The Starks are gaining strenght: we have Sansa at work, having blossomed this season; Arya has learned a lot from the Hound (and might still be reunited either with her sister or with those face-changing fellows); Jon has become a man; and Bran is in full posession of his powers. So that’s real development.

Dany is pretty much set for the season as she has taken the smart decision to learn to rule before attacking Westeros, but made the terrible mistake of letting go of a great advisor in Ser Friendzoned. So that’s that for her. The North is a mess that almost deserves to be taken over by the Wildlings. So that leaves us with just one more thing to solve….what’s to become of Tyrion?

I’m guessing the last episode will give us some resolution on what’s to happen to Tyrion, and this battle episode was just a break from that particular story line, which seems so central to the whole season. I don’t expect that to be an accident, they have to be giving emphasis to Tyrion’s character for something!

You are right, Fernando, the Starks do seem to be having a bit of a comeback — at the end of last season we of course had the Red Wedding and the death of Robb and his direwolf, with the head of the animal stuck on Robb’s body; this time round we have Jon taking command and his pet is making dinner of his adversaries. I’m kind of wondering about Rikon, who has disappeared; I’m hoping we might check in with him in the season ender (and he’ll look five years older).

Speaking as a book-reader (but remaining spoiler-free), there are a lot of story lines coming to a head right now. I’m almost sure the show can’t tackle all of them next week, even with the extra 10 minutes they’ve allotted to the finale episode. I agree that the remaining Starks are ascending again.

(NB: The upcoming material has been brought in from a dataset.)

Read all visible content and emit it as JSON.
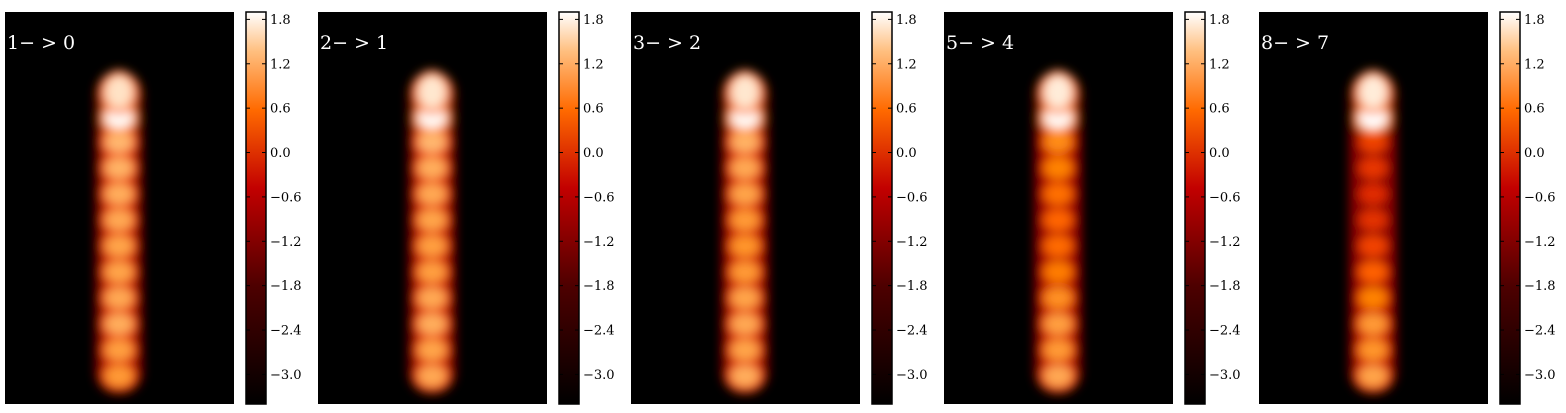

Perhaps that’s why the opening credits left in the burning Winterfell all this season and last. Now I want to check if it has shown up before every episode…I think it has! That alone has to tell us that the Starks and the North aren’t subplots. They’re central.

Related: Intriguing point about Rickon, Cheryl! I do hope we catch up with him soon, if only to see what he knows and how he and Osha are hiding.

I was pleased that they used proper commands for the archers; Nock – Draw – Loose. I have a vague recollection of Dany, when bombarding the slavers with the barrels full of slave collars, using the command “Fire” (which you wouldn’t, pre-gunpowder). Maybe it’s some dragonmother thing.

I, too, enjoyed seeing the giant shooting enormous arrows, and the watchers firing back with a ballista. It made me think of the Troll watchman Detritus in Discworld, who uses a siege ballista as a handheld weapon.

A quick aside: “Twat” isn’t that offensive in British English. Even the conservative Prime Minister Cameron recently said ” too many twits might make a twat”. It has sort of lost the genital meaning, and now mainly means “clumsy idiot”. Cf. “twatted” = extremely drunk. Or “twat him” = hit him really hard.

My inner armchair strategist sneered with contempt as I saw the pitiful ramparts where Pyp (R.I.P) and Sam were stationed at the start of the battle. Why would you have firing positions large enough for a guy called “Giantsbane” to climb through? How about some masonry, spikes and narrow slits? That looked more like a romantic mock tudor balcony than anything else.

Did Sam just invent condoms? And sexual loopholes? He is really the GRRM Mary-Stu. Look, fat bearded celibate cowards CAN be heroes and get the ladies! Rejoice!

It would have been hilarious if there had been an uncomfortably long post-battle sauna scene, where the surviving Crows sponge the blood and grime off of each other, in slow motion, set to some Luther Vandross. For the ladies.

You won’t believe me, Karl, but I had the same thought about the bath! I thought that would be the inevitable result in GoT world. My image does not have Luther Vandross, but that detail is, um, interesting. And who says its only for the ladies?? Maybe for next year’s pre-season Vanity Fair cover, all the featured actors will be lolling in a steam bath. With Gilly applying various salves, and Maester Aemon applying … wait a minute, check that.

Yes, it does seem that Sam is a lover not a fighter.